Tribunal Administratif de Montreuil — Décision N° TA93-2416415

lundi 24 février 2025

JuridictionTribunal Administratif de Montreuil
SectionTribunal Administratif de Montreuil
N° DossierTA93-2416415
TypeOrdonnance
RecoursExcès de pouvoir

Résumé IA

Le Tribunal Administratif de Montreuil a rejeté la requête de Mme B, qui contestait la décision du ministre de l'intérieur invalidant son permis de conduire pour solde de points nul. La requérante invoquait un défaut d'information sur une infraction et une erreur d'orthographe sur son nom, mais sans préciser les retraits de points contestés. Le tribunal a jugé que ces moyens étaient insuffisamment précis ou inopérants, et a rejeté la requête sur le fondement de l'article R. 222-1 du code de justice administrative. La décision s'appuie sur les articles L. 223-1 et L. 223-5 du code de la route.

Texte intégral

Vu la procédure suivante :

Par une requête enregistrée le 18 novembre 2024, Mme A B demande au tribunal administratif d'annuler la décision référencée 48 SI datée du 3 octobre 2024 par laquelle le ministre de l'intérieur a invalidé son permis de conduire pour solde de points nul, lui a enjoint de le restituer aux services préfectoraux compétents et lui a interdit de conduire.

Mme B :

- soutient que cette décision repose sur une infraction entrainant un retrait de 4 points, dont elle n'a jamais été informée. Cette amende ne lui a jamais été notifiée ;

- tient à signaler une erreur dans l'orthographe de son nom de naissance figurant sur le courrier. Cette confusion administrative pourrait également avoir contribué à un dysfonctionnement dans la gestion de son dossier.

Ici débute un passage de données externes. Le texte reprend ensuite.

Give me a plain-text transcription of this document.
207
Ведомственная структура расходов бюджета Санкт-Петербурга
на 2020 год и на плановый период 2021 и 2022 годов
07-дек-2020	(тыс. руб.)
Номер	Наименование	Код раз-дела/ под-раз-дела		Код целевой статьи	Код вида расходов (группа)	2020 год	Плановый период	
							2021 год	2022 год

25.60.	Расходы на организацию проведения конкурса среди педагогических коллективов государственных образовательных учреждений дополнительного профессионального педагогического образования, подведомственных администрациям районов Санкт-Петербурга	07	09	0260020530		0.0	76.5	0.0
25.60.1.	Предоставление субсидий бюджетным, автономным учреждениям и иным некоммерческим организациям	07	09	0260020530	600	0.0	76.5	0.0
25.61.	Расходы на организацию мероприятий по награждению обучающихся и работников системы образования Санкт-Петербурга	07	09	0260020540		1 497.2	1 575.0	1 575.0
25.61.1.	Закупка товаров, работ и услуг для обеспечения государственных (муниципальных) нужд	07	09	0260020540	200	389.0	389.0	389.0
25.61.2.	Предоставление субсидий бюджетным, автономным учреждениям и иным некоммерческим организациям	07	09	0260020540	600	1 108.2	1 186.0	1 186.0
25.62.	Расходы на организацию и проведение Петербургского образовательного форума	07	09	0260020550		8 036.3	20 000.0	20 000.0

Vu les autres pièces du dossier.

Vu :

- le code de la route,

- le code de justice administrative.

Considérant ce qui suit :

1. Aux termes de l'article R. 222-1 du code de justice administrative : " () les présidents de formation de jugement des tribunaux () peuvent, par ordonnance : () / 7° Rejeter, après l'expiration du délai de recours () les requêtes ne comportant que des moyens de légalité externe manifestement infondés, des moyens irrecevables, des moyens inopérants ou de moyens qui ne sont assortis que de faits manifestement insusceptibles de venir à leur soutien ou ne sont manifestement pas assortis des précisions permettant d'en apprécier le bien-fondé () . "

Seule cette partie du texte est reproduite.